Syrian government forces have regained control over most of the territory lost in the early days of the country’s 12-year conflict, including Homs, where an attack on Thursday killed dozens.
Here is a look at who controls what territory in Syria, where war broke out in 2011 following the government’s repression of peaceful pro-democracy protests and spiralled into a complex conflict drawing in foreign armies and jihadists.
Damascus initially lost control over much of Syria to opposition factions, Kurdish fighters and Islamic State (IS) group jihadists.
However, the army gradually clawed back ground with support from key ally Iran and Lebanon’s Hezbollah group, while Russian intervention since September 2015 turned the tide in the government’s favour.
Damascus now controls around two-thirds of the country, including major cities like Aleppo and Homs, where a drone attack Thursday on a military academy graduation ceremony killed dozens, including military personnel and civilians.
It holds Sweida, Daraa and Quneitra provinces in the south, central Homs province and most of neighbouring Hama, as well as all of Tartus and most of Latakia provinces on the west coast, and Damascus and its surrounding province.
A large part of Aleppo province in the north is also in government hands, as well parts of Raqa province and around half of Deir Ezzor province in the east.
Government forces are supported by local groups and other pro-Iran fighters, including from Afghanistan, Pakistan and Iraq.
Iran says it only deploys military advisers in Syria at the invitation of Damascus.
Russian troops are stationed in several government-held areas, including the Hmeimim airbase near the city of Latakia.
Moscow says more than 63,000 Russian troops have served in Syria, though the number of soldiers currently present in the country is unclear.
In 2012, government forces withdrew from Kurdish-majority areas in Syria’s north and east, paving the way for Kurds to consolidate control on the ground.
They established a semi-autonomous administration in the area and have gradually expanded territorial control, particularly as Kurdish-led fighters battled IS, dislodging the extremists from their last scraps of territory in Syria in 2019 with US support.
The US-backed, Kurdish-led Syrian Democratic Forces, formed in 2015, are considered the Kurds’ de facto army.

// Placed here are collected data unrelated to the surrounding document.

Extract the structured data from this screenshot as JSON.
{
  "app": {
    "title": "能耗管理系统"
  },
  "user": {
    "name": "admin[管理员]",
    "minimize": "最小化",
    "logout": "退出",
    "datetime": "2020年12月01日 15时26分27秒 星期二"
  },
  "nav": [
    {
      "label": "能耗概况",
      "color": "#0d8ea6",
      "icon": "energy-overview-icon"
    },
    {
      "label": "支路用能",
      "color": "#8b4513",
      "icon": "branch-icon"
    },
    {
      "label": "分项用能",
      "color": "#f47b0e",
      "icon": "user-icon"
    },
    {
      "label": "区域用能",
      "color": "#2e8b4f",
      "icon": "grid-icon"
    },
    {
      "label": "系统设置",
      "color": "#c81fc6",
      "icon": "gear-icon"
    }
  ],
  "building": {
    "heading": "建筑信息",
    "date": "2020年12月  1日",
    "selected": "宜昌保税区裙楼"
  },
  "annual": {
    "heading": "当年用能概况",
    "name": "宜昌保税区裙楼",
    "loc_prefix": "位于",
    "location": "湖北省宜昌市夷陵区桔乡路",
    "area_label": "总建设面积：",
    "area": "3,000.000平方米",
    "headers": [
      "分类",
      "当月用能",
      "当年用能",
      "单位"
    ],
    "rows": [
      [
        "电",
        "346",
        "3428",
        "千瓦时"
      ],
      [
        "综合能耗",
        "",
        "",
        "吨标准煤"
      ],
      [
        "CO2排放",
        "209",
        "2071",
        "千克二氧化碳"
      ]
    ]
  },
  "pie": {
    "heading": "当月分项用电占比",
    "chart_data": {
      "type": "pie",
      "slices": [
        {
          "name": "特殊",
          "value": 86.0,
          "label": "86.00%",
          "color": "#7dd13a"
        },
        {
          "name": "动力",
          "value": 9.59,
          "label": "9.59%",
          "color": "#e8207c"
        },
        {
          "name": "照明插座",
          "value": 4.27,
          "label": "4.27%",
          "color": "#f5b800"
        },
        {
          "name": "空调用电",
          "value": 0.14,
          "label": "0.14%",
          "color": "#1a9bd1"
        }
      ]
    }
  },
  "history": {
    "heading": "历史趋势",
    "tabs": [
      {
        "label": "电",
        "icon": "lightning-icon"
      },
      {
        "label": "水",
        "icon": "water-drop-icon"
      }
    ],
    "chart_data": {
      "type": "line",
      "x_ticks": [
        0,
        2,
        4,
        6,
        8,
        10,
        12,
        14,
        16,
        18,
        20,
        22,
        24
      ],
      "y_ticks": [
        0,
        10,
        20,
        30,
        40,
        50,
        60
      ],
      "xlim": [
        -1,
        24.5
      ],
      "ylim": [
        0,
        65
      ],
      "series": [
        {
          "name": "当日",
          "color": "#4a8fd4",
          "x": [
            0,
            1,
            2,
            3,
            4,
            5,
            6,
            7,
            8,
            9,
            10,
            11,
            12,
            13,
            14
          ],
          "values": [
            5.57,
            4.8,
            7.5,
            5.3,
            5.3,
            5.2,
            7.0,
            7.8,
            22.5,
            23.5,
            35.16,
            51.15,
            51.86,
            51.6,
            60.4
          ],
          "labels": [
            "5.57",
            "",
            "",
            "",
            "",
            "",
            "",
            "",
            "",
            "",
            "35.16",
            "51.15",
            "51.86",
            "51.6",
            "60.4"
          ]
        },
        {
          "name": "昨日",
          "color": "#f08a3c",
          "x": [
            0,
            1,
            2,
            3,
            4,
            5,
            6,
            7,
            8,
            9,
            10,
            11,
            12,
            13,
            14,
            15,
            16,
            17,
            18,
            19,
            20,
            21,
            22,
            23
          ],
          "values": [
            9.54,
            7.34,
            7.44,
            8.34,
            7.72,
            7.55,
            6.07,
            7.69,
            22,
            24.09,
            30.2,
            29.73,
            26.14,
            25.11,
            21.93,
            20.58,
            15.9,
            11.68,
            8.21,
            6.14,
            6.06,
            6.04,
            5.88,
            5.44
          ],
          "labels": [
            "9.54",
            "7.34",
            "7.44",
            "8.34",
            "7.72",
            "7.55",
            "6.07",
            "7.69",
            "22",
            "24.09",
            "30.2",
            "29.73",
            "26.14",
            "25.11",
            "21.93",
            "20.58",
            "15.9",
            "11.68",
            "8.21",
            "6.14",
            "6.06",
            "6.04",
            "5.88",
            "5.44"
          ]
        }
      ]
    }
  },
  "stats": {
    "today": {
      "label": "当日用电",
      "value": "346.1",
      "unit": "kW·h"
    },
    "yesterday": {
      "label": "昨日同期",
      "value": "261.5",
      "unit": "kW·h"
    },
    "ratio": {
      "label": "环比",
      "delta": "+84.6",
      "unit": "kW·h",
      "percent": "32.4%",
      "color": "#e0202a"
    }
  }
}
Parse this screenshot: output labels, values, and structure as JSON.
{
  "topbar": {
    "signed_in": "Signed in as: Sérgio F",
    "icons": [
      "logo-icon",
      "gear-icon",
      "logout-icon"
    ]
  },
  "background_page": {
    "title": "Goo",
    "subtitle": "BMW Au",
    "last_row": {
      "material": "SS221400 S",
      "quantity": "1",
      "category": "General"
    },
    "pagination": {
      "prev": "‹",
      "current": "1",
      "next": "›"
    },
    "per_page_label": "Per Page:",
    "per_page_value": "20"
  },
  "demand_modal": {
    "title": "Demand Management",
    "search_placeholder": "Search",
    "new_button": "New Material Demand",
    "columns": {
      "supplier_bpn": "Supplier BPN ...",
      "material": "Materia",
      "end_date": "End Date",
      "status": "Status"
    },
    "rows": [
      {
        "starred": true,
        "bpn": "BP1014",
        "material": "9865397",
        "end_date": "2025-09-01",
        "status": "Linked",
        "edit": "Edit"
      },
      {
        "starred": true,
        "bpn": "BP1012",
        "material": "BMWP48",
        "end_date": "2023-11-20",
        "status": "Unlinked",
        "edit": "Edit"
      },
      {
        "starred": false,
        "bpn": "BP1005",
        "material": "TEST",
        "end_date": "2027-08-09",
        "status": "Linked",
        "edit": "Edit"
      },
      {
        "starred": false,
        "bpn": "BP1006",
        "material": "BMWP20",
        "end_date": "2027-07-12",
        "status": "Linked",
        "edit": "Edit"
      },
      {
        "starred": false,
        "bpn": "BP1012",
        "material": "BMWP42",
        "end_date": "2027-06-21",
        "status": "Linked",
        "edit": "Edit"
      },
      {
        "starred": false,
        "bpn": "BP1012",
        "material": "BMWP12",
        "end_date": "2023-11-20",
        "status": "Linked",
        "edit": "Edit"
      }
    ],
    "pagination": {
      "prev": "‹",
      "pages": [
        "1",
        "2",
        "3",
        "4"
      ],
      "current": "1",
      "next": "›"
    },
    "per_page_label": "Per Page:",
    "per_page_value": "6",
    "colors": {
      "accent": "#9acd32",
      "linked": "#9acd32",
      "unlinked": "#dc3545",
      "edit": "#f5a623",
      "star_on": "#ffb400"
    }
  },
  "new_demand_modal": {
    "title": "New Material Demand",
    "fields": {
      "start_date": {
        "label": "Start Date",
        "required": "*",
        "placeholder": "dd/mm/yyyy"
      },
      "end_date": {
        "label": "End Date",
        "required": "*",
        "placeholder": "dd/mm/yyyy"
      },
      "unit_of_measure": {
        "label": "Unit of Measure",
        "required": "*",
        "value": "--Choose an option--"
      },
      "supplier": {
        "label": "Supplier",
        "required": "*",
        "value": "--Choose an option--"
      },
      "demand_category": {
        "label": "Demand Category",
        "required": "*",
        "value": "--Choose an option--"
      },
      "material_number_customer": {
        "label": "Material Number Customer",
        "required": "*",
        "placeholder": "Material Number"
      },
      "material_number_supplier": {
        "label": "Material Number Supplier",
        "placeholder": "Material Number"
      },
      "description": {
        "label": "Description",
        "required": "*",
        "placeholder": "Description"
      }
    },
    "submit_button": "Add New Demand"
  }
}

The forces are an alliance of fighters including Kurds, Syriac Christians and Arab Muslim factions.
The SDF holds around a quarter of Syrian territory, and is considered the second most powerful military force after the army.
It controls most of Raqa province including the city, a former IS stronghold, as well as half of neighbouring Deir Ezzor province, and part of Aleppo province in the north.
It also controls Hasakeh province in the northeast, though Syrian government forces are also present in some areas, including in the cities of Hasakeh and Qamishli.
US-led coalition forces, which entered Syria in 2014 to fight IS, have set up bases in the Al-Omar oil field, the country’s largest, as well as the Conoco gas field — both in Kurdish-controlled territory.
US personnel are also stationed in Kurdish-controlled Hasakeh and Raqa provinces.
In 2016, they set up a remote base in the strategic Al-Tanf region in southern Syria, near the borders with Jordan and Iraq.
Since 2016, Turkey has carried out successive ground operations to expel Kurdish forces from border areas of northern Syria, and has made threats of a new incursion.
Turkish President Recep Tayyip Erdogan has long sought to establish a “safe zone” 30 kilometres (20 miles) deep the whole length of the frontier.
Pro-Turkish forces control a section of the border from Jarabulus to Afrin in Aleppo province, including major towns such as Al-Bab and Azaz.
Turkish soldiers and their Syrian proxies also hold a 120-kilometre (75-mile) stretch of border territory from Ras al-Ain in Hasakeh province to Tal Abyad in Raqa.
Hayat Tahrir al-Sham (HTS) alliance, led by Al-Qaeda‘s former Syria affiliate, dominates the opposition bastion in northwest Syria.
The group controls swathes of Idlib province and slivers of border territory in Aleppo, Hama and Latakia provinces.
HTS has gradually lost territory during successive military campaigns by Russian-backed Syrian forces.
Allied groups include the jihadist Turkestan Islamic Party, whose fighters mainly hail from China’s Uighur Muslim minority.
The jihadist Islamic State group (IS) proclaimed a “caliphate” in June 2014 across swathes of Syria and Iraq, installing a reign of terror.
It was defeated territorially in Syria in 2019 but its remnants continue to carry out deadly attacks, particularly from desert hideouts.
Its fighters are particularly active in the vast Syrian desert including in Deir Ezzor province, launching attacks against the SDF and the army.